Les anomalies du développement sexuel regroupent des affections rares et complexes dont les causes sont multiples. La plupart de ces affections entraînent une ambiguïté sexuelle à la naissance, mais certaines peuvent n’être diagnostiquées qu’à l’âge adulte. Parmi ces troubles, le « syndrome de régression testiculaire » est une maladie très rare qui se caractérise par l'absence uni ou bilatérale de testicule d'origine embryonnaire. En effet, ce syndrome touche environ 1 garçon sur 2 000. Cela représente environ 32 700 naissances par an dans le monde entier et, en France plus particulièrement, cela pourrait correspondre à environ 180 naissances par an.

Au moyen de tests génomiques, les chercheurs de l’Institut Pasteur, en collaboration avec de nombreuses universités et centres hospitaliers étrangers, ont identifié des mutations de novo récurrentes chez des individus présentant des troubles du développement sexuel.
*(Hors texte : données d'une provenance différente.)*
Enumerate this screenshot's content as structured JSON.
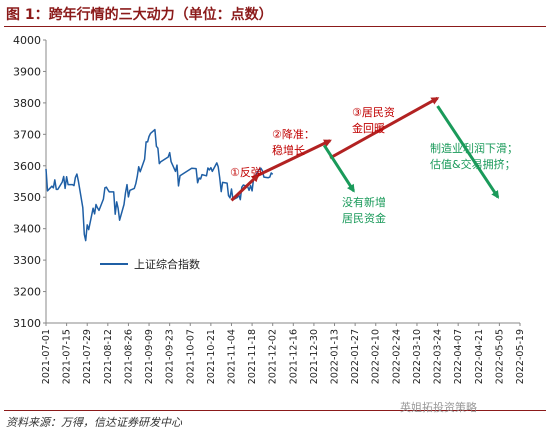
{
  "header": {
    "title": "图 1：跨年行情的三大动力（单位：点数）"
  },
  "footer": {
    "source": "资料来源：万得，信达证券研发中心",
    "watermark": "英姐拓投资策略"
  },
  "colors": {
    "series": "#1F5FA5",
    "red_arrow": "#B22222",
    "green_arrow": "#1A9A5A",
    "title": "#8B1A1A"
  },
  "chart_data": {
    "type": "line",
    "title": "",
    "xlabel": "",
    "ylabel": "",
    "ylim": [
      3100,
      4000
    ],
    "yticks": [
      3100,
      3200,
      3300,
      3400,
      3500,
      3600,
      3700,
      3800,
      3900,
      4000
    ],
    "x_range": [
      "2021-07-01",
      "2022-05-19"
    ],
    "xticks": [
      "2021-07-01",
      "2021-07-15",
      "2021-07-29",
      "2021-08-12",
      "2021-08-26",
      "2021-09-09",
      "2021-09-23",
      "2021-10-07",
      "2021-10-21",
      "2021-11-04",
      "2021-11-18",
      "2021-12-02",
      "2021-12-16",
      "2021-12-30",
      "2022-01-13",
      "2022-01-27",
      "2022-02-10",
      "2022-02-24",
      "2022-03-10",
      "2022-03-24",
      "2022-04-07",
      "2022-04-21",
      "2022-05-05",
      "2022-05-19"
    ],
    "grid": false,
    "legend": {
      "position": "center-left",
      "entries": [
        "上证综合指数"
      ]
    },
    "series": [
      {
        "name": "上证综合指数",
        "points": [
          [
            "2021-07-01",
            3590
          ],
          [
            "2021-07-02",
            3520
          ],
          [
            "2021-07-05",
            3535
          ],
          [
            "2021-07-06",
            3530
          ],
          [
            "2021-07-07",
            3555
          ],
          [
            "2021-07-08",
            3525
          ],
          [
            "2021-07-09",
            3525
          ],
          [
            "2021-07-12",
            3548
          ],
          [
            "2021-07-13",
            3566
          ],
          [
            "2021-07-14",
            3528
          ],
          [
            "2021-07-15",
            3565
          ],
          [
            "2021-07-16",
            3540
          ],
          [
            "2021-07-19",
            3540
          ],
          [
            "2021-07-20",
            3537
          ],
          [
            "2021-07-21",
            3563
          ],
          [
            "2021-07-22",
            3574
          ],
          [
            "2021-07-23",
            3551
          ],
          [
            "2021-07-26",
            3467
          ],
          [
            "2021-07-27",
            3382
          ],
          [
            "2021-07-28",
            3362
          ],
          [
            "2021-07-29",
            3412
          ],
          [
            "2021-07-30",
            3397
          ],
          [
            "2021-08-02",
            3465
          ],
          [
            "2021-08-03",
            3447
          ],
          [
            "2021-08-04",
            3477
          ],
          [
            "2021-08-05",
            3466
          ],
          [
            "2021-08-06",
            3458
          ],
          [
            "2021-08-09",
            3494
          ],
          [
            "2021-08-10",
            3530
          ],
          [
            "2021-08-11",
            3532
          ],
          [
            "2021-08-12",
            3524
          ],
          [
            "2021-08-13",
            3517
          ],
          [
            "2021-08-16",
            3517
          ],
          [
            "2021-08-17",
            3446
          ],
          [
            "2021-08-18",
            3485
          ],
          [
            "2021-08-19",
            3465
          ],
          [
            "2021-08-20",
            3427
          ],
          [
            "2021-08-23",
            3477
          ],
          [
            "2021-08-24",
            3514
          ],
          [
            "2021-08-25",
            3540
          ],
          [
            "2021-08-26",
            3501
          ],
          [
            "2021-08-27",
            3522
          ],
          [
            "2021-08-30",
            3528
          ],
          [
            "2021-08-31",
            3543
          ],
          [
            "2021-09-01",
            3567
          ],
          [
            "2021-09-02",
            3597
          ],
          [
            "2021-09-03",
            3581
          ],
          [
            "2021-09-06",
            3621
          ],
          [
            "2021-09-07",
            3676
          ],
          [
            "2021-09-08",
            3676
          ],
          [
            "2021-09-09",
            3693
          ],
          [
            "2021-09-10",
            3703
          ],
          [
            "2021-09-13",
            3715
          ],
          [
            "2021-09-14",
            3662
          ],
          [
            "2021-09-15",
            3656
          ],
          [
            "2021-09-16",
            3607
          ],
          [
            "2021-09-17",
            3613
          ],
          [
            "2021-09-22",
            3628
          ],
          [
            "2021-09-23",
            3642
          ],
          [
            "2021-09-24",
            3613
          ],
          [
            "2021-09-27",
            3582
          ],
          [
            "2021-09-28",
            3602
          ],
          [
            "2021-09-29",
            3536
          ],
          [
            "2021-09-30",
            3568
          ],
          [
            "2021-10-08",
            3592
          ],
          [
            "2021-10-11",
            3591
          ],
          [
            "2021-10-12",
            3546
          ],
          [
            "2021-10-13",
            3561
          ],
          [
            "2021-10-14",
            3558
          ],
          [
            "2021-10-15",
            3572
          ],
          [
            "2021-10-18",
            3568
          ],
          [
            "2021-10-19",
            3593
          ],
          [
            "2021-10-20",
            3587
          ],
          [
            "2021-10-21",
            3594
          ],
          [
            "2021-10-22",
            3582
          ],
          [
            "2021-10-25",
            3609
          ],
          [
            "2021-10-26",
            3597
          ],
          [
            "2021-10-27",
            3562
          ],
          [
            "2021-10-28",
            3518
          ],
          [
            "2021-10-29",
            3547
          ],
          [
            "2021-11-01",
            3545
          ],
          [
            "2021-11-02",
            3505
          ],
          [
            "2021-11-03",
            3498
          ],
          [
            "2021-11-04",
            3526
          ],
          [
            "2021-11-05",
            3492
          ],
          [
            "2021-11-08",
            3499
          ],
          [
            "2021-11-09",
            3508
          ],
          [
            "2021-11-10",
            3492
          ],
          [
            "2021-11-11",
            3532
          ],
          [
            "2021-11-12",
            3539
          ],
          [
            "2021-11-15",
            3533
          ],
          [
            "2021-11-16",
            3522
          ],
          [
            "2021-11-17",
            3537
          ],
          [
            "2021-11-18",
            3520
          ],
          [
            "2021-11-19",
            3560
          ],
          [
            "2021-11-22",
            3582
          ],
          [
            "2021-11-23",
            3589
          ],
          [
            "2021-11-24",
            3592
          ],
          [
            "2021-11-25",
            3584
          ],
          [
            "2021-11-26",
            3564
          ],
          [
            "2021-11-29",
            3562
          ],
          [
            "2021-11-30",
            3564
          ],
          [
            "2021-12-01",
            3577
          ],
          [
            "2021-12-02",
            3573
          ]
        ]
      }
    ],
    "arrows": [
      {
        "color": "red",
        "from": [
          "2021-11-04",
          3490
        ],
        "to": [
          "2021-11-22",
          3570
        ]
      },
      {
        "color": "red",
        "from": [
          "2021-11-22",
          3570
        ],
        "to": [
          "2022-01-10",
          3680
        ]
      },
      {
        "color": "red",
        "from": [
          "2022-01-10",
          3625
        ],
        "to": [
          "2022-03-24",
          3815
        ]
      },
      {
        "color": "green",
        "from": [
          "2022-01-06",
          3665
        ],
        "to": [
          "2022-01-26",
          3520
        ]
      },
      {
        "color": "green",
        "from": [
          "2022-03-24",
          3790
        ],
        "to": [
          "2022-05-04",
          3500
        ]
      }
    ],
    "annotations": [
      {
        "lines": [
          "①反弹"
        ],
        "color": "red"
      },
      {
        "lines": [
          "②降准：",
          "稳增长"
        ],
        "color": "red"
      },
      {
        "lines": [
          "③居民资",
          "金回暖"
        ],
        "color": "red"
      },
      {
        "lines": [
          "没有新增",
          "居民资金"
        ],
        "color": "green"
      },
      {
        "lines": [
          "制造业利润下滑；",
          "估值&交易拥挤；"
        ],
        "color": "green"
      }
    ]
  }
}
Ces mutations sont localisées dans des domaines hautement conservés du gène DHX37, dont la séquence code pour la protéine DHX37.

Leurs résultats indiquent que 11% des patients présentant un défaut complet de détermination des testicules portent des mutations dans ce gène. De plus, 25% des garçons atteints du syndrome de régression testiculaire, également connu sous le nom de testicule évanescent, portent des mutations pathogènes dans ce gène. Ces chiffres font des mutations dans DHX37 une cause importante d’anomalies du développement sexuel.

« C'est la première fois qu'une cause génétique est identifiée pour la régression testiculaire. Le gène que nous avons identifié joue un rôle essentiel dans la détermination testiculaire, et il est donc nécessaire de posséder un gène sain tant pour le développement du testicule, que pour le maintien du tissu testiculaire. Nos résultats prouvent aussi que les mutations dans le gène DHX37 sont une des causes les plus courantes d'inversion sexuelle identifiées chez l’homme. »
Dr Kenneth McElreavey, premier auteur de l’étude et chef de l’unité Génétique du développement humain à l’Institut Pasteur

DHX37 est une protéine fortement conservée au cours de l’évolution. Elle est connue pour être essentielle à la biogenèse du ribosome, plus particulièrement de sa petite sous-unité. « La relation entre la protéine DHX37 et les voies de régulation « pro-mâle » et « pro-femelle » impliquées dans la détermination du sexe est totalement inattendue », précise Dr McElreavey.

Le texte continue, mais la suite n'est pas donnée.